Good news for some American families

Good news for some American families

by digby

The jobs numbers are good, but there also good reason to contain the jubiliation for the time being, at least according to Jared Bernstein, who's not a hostile emo-prog the last I heard.

But this is genuinely very welcome news worth celebrating:

Obama to ease path to green card: This will get comparatively little attention in today’s crush of news. But it’s still a very big deal:

Obama administration officials announced on Friday that they will propose a fix to a notorious snag in immigration law that will spare hundreds of thousands of American citizens from prolonged separations from immigrant spouses and children.


It's hard to believe that we've had this Kafkaesque system in place for so long in the first place, but it's good news that they're dealing with it:

The change that immigration officials are offering would benefit United States citizens who are married to or have children who are illegal immigrants. It would correct a bureaucratic Catch-22 that those Americans now confront when their spouses or children apply to become legal permanent residents.

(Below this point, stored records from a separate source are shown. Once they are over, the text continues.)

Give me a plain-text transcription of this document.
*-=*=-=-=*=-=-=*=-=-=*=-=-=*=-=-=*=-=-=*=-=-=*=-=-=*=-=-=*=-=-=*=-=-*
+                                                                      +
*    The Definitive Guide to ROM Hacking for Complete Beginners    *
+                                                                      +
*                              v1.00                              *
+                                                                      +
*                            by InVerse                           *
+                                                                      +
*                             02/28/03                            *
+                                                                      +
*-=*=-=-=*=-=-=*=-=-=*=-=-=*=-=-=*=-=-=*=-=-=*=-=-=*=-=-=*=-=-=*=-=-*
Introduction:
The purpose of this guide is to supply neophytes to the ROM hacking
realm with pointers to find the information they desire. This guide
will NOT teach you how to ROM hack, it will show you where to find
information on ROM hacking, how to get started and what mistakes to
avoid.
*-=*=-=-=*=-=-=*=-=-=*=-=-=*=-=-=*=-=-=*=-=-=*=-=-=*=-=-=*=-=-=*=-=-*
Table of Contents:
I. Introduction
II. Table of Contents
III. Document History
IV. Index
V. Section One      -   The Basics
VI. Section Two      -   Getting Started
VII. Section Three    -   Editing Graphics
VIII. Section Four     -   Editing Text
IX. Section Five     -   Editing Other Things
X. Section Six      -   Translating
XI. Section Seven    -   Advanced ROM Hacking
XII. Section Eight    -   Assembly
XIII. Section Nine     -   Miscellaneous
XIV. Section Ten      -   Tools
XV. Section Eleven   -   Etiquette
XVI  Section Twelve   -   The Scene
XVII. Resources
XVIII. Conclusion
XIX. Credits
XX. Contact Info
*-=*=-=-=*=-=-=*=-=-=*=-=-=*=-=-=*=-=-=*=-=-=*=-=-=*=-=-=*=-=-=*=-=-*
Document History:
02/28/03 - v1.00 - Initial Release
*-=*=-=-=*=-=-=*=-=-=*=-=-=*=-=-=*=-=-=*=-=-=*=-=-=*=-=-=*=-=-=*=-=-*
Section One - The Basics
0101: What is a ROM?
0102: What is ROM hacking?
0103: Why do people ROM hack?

Although the tweak that officials of the Bureau of Citizenship and Immigration Services are proposing appears small, immigration lawyers and advocates for immigrants say it will make a great difference for countless Americans. Thousands will no longer be separated from loved ones, they said, and the change could encourage Americans to come forward to apply to bring illegal immigrant family members into the legal system.

Illegal immigrants who are married to or are children of American citizens are generally allowed under the law to become legal residents with a visa known as a green card. But the law requires most immigrants who are here illegally to return to their home countries in order to receive their legal visas.

The catch is that once the immigrants leave the United States, they are automatically barred from returning to this country for at least three years, and often for a decade, even if they are fully eligible to become legal residents...

Now, Citizenship and Immigration Services proposes to allow the immigrants to obtain a provisional waiver in the United States, before they leave for their countries to pick up their visas. Having the waiver in hand will allow them to depart knowing that they will almost certainly be able to return, officials said. The agency is also seeking to sharply streamline the process to cut down the wait times for visas to a few weeks at most.



I know someone who went through this and it was unbelievably difficult and painful. It took her husband nearly six years to wade through the process. It was awful. I'm sure people will still fall through the cracks, but eliminating Catch-22s like this will help a lot of American families.